Archive for the ‘anarchy’ Category
Daysleeper by REM

Damn your transcendental paralysis!…Bad Religion.
When I got back I felt so good about everything. I felt like I had made real peace with the issues that plagued me. I knew I wanted to live my life in a differant way than I had before. I saw that what I experienced was not fueling me, barely feeding me. Not even close to inspiring me. But it was experience I thought. I was wrong.
Not to be a hater, but I look around me…there are 100,000 people around here. I wonder where the artists are. What makes things push, what makes things pull. What sparks your interest? Who reads books like mine? Al should know…but he does not want to share.
Where are you? I think I need to move to Madison, move in with Charlie of the Better Musical Palatte than me, and court Wendy. Or I can take more unisom, and call it a day.

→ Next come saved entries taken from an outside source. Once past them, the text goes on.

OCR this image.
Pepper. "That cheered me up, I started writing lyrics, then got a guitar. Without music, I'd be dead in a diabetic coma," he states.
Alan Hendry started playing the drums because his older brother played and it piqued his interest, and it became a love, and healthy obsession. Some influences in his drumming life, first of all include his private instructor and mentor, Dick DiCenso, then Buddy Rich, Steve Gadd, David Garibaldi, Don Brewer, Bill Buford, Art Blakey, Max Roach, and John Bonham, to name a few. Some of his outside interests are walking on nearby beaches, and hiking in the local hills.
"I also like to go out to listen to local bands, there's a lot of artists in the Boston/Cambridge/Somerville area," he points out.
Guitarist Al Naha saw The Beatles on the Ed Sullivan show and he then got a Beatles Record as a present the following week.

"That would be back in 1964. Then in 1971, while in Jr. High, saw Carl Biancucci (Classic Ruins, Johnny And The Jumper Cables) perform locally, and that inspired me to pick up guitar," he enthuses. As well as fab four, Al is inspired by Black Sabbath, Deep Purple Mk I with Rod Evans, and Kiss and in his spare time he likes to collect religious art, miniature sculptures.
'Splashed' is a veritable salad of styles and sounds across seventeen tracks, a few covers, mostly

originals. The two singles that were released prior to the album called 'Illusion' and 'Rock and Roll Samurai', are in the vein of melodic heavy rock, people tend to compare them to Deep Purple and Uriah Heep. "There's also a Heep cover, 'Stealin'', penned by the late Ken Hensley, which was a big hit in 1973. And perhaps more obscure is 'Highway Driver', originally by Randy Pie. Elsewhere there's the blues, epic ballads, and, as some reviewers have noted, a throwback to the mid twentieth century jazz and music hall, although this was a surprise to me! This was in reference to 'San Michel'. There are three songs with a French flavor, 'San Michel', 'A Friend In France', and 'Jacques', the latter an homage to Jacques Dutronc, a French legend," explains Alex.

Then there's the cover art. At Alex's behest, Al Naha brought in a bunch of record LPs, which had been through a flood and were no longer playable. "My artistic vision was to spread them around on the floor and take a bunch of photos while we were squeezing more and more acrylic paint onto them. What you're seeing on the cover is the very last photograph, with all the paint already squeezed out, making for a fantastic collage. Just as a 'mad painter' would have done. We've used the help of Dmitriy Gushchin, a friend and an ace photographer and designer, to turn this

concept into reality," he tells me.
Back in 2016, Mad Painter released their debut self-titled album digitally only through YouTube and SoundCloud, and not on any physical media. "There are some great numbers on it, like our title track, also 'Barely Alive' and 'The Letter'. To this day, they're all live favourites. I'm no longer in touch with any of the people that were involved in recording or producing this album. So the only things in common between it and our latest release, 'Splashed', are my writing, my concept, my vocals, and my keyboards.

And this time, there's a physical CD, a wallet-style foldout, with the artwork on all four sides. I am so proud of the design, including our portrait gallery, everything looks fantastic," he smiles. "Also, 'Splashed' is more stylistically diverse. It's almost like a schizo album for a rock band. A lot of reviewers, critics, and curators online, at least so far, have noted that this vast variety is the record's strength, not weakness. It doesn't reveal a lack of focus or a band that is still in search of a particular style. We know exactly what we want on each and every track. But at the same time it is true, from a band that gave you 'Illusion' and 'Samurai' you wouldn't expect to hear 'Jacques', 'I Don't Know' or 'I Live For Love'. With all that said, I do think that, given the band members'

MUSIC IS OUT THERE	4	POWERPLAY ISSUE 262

I feel good. I like my life, and now I gotta go find something each day to get me going.
I wonder about this stupid obsession with past girls. Is it just thinking about the familiar? I mean, the Laura thing is just nutty. She married some guy, had some kids, and is living a life I am sure…yet I have this fantasy that she is going to call me again, and we can get it started one more time.
I thought about Amanda the other day, actually for a few months. She went to the grad school I wanted to go to, but she went first. Now she is a Librarian at the UW. She has a pretty cool blog. I write her a letter every few years, and once I sent one. I got a honest response from her, and we all know that is not what I was looking for.